Hygiene of Administration Access to Citrix Cloud

  1. Carefully evaluate and select a preferred authentication platform + method for IT and Security Teams - https://docs.citrix.com/en-us/citrix-cloud/citrix-cloud-management/identity-access-management/add-admins.html
  2. Enforce delegated administration by available Citrix Cloud service(s) where supported.
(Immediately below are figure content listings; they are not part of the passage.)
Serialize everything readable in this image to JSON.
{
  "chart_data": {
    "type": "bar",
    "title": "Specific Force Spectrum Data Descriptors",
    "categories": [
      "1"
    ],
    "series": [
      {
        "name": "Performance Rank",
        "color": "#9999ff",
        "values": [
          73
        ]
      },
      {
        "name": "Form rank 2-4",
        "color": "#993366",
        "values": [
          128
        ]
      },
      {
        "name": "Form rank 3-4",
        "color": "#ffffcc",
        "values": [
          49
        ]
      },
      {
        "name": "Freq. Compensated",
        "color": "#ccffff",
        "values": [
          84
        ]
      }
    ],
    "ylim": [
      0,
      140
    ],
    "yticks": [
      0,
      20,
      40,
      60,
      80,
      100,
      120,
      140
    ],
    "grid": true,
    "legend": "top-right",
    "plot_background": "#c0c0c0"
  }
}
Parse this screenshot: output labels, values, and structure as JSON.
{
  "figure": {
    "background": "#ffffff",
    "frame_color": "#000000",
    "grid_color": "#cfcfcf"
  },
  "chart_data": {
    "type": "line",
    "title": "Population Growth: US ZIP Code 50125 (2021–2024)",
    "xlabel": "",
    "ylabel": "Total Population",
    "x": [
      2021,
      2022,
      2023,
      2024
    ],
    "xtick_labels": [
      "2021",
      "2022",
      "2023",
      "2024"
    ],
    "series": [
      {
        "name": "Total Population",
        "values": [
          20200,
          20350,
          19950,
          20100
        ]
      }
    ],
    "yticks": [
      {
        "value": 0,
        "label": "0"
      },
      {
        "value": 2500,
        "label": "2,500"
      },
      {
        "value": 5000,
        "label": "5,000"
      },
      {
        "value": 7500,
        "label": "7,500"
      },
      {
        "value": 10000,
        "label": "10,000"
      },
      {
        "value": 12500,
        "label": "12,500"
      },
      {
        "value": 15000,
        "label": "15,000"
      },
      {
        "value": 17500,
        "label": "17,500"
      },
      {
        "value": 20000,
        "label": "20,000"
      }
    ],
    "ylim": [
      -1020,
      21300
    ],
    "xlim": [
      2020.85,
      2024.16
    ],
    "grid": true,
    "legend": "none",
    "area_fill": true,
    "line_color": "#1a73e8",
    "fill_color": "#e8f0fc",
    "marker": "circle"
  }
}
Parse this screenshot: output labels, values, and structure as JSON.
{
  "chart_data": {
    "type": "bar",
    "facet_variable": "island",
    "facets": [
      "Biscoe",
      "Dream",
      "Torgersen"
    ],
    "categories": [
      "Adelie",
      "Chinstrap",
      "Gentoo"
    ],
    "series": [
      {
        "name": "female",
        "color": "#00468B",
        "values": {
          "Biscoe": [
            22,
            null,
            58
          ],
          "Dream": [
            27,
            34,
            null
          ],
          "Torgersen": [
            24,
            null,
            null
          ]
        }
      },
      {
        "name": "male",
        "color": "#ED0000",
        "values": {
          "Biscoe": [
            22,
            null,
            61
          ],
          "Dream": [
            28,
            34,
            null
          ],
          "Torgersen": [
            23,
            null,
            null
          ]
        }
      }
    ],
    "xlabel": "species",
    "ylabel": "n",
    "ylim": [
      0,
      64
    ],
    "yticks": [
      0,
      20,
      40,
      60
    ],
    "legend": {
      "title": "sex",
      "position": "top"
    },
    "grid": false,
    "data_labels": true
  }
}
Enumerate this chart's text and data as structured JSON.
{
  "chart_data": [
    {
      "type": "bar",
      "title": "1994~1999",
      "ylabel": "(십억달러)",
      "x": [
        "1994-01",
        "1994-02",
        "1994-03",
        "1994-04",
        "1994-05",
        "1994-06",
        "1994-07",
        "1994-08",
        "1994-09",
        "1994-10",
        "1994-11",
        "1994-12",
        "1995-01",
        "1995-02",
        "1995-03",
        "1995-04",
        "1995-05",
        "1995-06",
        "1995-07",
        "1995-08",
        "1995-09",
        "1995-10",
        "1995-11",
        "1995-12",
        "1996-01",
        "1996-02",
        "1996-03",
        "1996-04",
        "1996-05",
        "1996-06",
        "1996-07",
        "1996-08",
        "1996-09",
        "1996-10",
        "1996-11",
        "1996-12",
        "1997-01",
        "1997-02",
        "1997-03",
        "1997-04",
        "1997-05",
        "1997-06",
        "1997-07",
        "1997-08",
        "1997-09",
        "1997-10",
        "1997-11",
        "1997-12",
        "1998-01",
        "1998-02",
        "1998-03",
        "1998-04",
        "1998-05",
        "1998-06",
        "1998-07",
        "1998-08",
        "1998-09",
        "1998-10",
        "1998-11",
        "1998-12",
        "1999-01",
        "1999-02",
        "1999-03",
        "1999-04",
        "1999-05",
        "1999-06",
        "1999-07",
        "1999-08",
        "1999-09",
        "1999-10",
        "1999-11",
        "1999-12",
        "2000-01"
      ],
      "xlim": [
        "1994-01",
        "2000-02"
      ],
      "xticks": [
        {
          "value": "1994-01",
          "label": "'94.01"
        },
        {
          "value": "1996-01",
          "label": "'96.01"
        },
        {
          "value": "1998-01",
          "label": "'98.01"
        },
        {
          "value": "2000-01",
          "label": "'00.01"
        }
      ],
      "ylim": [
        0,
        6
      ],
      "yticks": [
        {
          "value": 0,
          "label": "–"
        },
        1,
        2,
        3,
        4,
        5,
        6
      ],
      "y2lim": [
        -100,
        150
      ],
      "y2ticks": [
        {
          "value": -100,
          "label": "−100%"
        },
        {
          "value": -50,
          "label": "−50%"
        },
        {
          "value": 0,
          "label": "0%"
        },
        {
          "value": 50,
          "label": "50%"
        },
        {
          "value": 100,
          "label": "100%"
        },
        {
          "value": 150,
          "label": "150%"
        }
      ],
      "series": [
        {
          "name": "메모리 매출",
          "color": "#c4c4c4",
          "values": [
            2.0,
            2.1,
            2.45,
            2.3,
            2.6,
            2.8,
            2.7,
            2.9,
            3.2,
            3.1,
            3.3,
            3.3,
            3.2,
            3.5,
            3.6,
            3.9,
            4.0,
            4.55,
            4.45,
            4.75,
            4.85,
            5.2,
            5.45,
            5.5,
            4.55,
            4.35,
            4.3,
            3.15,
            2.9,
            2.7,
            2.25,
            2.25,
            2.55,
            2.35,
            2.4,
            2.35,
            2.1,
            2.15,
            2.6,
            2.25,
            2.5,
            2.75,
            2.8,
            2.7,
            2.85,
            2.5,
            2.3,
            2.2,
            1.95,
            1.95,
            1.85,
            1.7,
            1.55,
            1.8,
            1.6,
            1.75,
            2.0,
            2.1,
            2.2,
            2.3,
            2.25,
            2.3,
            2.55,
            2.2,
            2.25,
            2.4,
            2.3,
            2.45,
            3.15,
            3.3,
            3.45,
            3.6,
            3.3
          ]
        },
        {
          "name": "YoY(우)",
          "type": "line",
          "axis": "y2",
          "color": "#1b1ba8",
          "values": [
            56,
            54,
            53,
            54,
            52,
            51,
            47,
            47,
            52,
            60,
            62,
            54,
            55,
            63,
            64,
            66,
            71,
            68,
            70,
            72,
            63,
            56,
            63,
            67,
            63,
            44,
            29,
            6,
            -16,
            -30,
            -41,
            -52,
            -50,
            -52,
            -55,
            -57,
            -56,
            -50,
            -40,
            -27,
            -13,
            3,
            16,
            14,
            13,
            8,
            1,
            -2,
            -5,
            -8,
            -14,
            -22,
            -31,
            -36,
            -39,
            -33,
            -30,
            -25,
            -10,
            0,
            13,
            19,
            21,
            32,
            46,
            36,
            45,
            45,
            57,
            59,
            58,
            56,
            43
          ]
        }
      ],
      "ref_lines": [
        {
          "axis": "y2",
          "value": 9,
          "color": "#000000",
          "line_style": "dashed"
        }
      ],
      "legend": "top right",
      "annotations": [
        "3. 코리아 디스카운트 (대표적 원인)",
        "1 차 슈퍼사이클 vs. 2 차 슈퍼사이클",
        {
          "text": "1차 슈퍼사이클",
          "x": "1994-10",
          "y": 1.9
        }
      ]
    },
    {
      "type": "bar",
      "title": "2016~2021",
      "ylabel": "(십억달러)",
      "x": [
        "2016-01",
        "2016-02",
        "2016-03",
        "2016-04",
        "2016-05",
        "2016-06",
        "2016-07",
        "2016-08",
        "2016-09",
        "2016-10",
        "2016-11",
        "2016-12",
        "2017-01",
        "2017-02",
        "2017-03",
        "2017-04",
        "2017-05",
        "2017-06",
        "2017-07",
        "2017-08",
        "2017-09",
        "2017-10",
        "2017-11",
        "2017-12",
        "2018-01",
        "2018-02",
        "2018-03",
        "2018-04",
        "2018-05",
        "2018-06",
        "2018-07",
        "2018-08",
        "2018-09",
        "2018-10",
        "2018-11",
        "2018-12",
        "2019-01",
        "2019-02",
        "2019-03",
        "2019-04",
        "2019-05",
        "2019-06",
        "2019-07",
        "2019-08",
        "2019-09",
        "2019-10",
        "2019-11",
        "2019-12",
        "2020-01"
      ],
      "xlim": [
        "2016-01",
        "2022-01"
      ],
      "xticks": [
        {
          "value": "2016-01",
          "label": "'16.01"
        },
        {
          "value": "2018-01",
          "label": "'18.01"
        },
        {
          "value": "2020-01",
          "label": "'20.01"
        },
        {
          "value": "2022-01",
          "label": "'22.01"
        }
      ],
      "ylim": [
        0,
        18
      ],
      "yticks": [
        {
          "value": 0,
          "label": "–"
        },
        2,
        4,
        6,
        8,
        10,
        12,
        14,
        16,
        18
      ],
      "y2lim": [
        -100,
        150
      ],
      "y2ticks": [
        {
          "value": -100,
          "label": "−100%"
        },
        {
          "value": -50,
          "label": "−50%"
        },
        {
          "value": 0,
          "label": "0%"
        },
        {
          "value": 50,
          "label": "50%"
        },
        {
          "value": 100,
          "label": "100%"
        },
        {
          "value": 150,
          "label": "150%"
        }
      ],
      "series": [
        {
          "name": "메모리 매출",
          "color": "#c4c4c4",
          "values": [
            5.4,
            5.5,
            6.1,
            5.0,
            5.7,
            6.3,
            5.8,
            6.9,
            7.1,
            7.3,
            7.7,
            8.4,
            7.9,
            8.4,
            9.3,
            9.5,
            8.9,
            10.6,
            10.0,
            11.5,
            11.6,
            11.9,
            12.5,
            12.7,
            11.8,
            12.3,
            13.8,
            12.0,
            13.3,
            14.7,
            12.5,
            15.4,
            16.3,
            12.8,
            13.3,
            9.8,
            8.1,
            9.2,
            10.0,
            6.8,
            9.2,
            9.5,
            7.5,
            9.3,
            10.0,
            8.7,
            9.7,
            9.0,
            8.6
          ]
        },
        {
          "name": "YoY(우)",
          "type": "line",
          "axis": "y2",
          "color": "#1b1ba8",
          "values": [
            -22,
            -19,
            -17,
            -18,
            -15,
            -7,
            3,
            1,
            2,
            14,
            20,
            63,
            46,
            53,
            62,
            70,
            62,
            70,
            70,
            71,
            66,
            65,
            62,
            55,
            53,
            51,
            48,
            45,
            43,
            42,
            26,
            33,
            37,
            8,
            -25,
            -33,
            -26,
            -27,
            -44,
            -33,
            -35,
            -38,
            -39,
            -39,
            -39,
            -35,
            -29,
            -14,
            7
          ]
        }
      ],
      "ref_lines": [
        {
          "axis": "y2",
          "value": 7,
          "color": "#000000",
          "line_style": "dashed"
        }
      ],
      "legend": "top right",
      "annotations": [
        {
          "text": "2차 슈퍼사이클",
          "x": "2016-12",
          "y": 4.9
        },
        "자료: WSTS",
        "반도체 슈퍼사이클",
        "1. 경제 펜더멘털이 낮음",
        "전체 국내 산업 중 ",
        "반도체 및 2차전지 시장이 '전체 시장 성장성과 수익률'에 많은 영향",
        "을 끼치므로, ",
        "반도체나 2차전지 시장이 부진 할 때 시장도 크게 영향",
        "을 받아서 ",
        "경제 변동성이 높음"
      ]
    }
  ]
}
  3. InfoSec and Security teams should begin familiarising themselves with the Citrix Cloud System Log (Tech Preview as of publishing this article Oct 2021) - https://docs.citrix.com/en-us/citrix-cloud/citrix-cloud-management/system-log.html and understand the data retention periods for events stored in Citrix Cloud. Suggested to integrate Citrix Analytics with all supported Citrix Cloud Service(s), if you are a “Splunk” consumer I would suggest forwarding events to your “Splunk” tenant(s) from Citrix Cloud to continue to meet your organisation's security leading practises for remediation and response action(s) to any type of cyber attacks / security events.



The views expressed here are my own and do not necessarily reflect the views of Citrix.